Według informacji gazety, temat powrotu działacza do Legii pojawił się na przełomie lutego i marca. Jako pierwszy telefon do eksperta Canal+ wykonał Dariusz Mioduski. – W przeszłości współpracowali ze sobą, więc się znali. Michał był miło zaskoczony, że pierwszy krok wykonał sam właściciel i po tej rozmowie negocjacje ruszyły z kopyta – powiedziała dziennikarzom osoba z otoczenia "Żewłaka".

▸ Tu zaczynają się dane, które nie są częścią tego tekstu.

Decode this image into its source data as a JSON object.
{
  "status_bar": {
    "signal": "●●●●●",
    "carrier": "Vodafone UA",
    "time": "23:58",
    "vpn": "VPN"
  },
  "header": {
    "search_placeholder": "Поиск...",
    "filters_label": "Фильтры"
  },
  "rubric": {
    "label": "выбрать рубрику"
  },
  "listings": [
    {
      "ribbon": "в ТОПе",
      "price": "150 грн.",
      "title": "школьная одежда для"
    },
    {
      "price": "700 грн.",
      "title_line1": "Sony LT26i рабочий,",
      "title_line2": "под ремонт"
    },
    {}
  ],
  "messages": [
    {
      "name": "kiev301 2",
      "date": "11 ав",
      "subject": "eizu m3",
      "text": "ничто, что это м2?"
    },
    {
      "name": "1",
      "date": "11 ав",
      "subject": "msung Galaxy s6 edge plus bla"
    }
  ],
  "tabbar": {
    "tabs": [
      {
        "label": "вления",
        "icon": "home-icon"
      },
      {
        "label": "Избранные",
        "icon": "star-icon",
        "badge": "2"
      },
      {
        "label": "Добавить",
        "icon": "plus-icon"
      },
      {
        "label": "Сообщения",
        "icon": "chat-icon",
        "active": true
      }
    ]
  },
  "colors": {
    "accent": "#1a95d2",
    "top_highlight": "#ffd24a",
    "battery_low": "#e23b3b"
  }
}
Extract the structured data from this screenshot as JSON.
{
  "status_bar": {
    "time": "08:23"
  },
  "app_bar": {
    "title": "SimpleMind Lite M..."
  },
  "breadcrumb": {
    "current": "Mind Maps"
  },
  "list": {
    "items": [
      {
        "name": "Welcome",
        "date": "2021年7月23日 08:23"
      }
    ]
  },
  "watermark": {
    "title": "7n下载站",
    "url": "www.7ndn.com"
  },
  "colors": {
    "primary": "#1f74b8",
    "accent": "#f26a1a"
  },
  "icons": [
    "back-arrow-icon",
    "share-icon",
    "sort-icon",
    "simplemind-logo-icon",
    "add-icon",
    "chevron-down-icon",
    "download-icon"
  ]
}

Wcześniej w mediach przewijały się nazwiska kilku innych kandydatów. W Warszawie pojawił się m.in. Czech Jirí Bilek, który chciał sprowadzić ze sobą liczący aż siedem osób sztab. Niemiec Marcel Klos ostatecznie zdecydował się na propozycję grającego w 2. Bundeslidze FC Kaiserslautern. Na inną ofertę postawił także Walijczyk Stuart Webber. Na krótkiej liście znajdowało się jeszcze dwóch obcokrajowców z Europy Zachodniej, którzy z różnych powodów nie zdecydowali się na pracę w Polsce.
Rozmowy z Żewłakowem trwały około trzech tygodni. Wśród obowiązków 48-latka, poza transferami, znalazły się także wsparcie skautingu czy pomoc we wprowadzaniu młodych zawodników do pierwszej drużyny.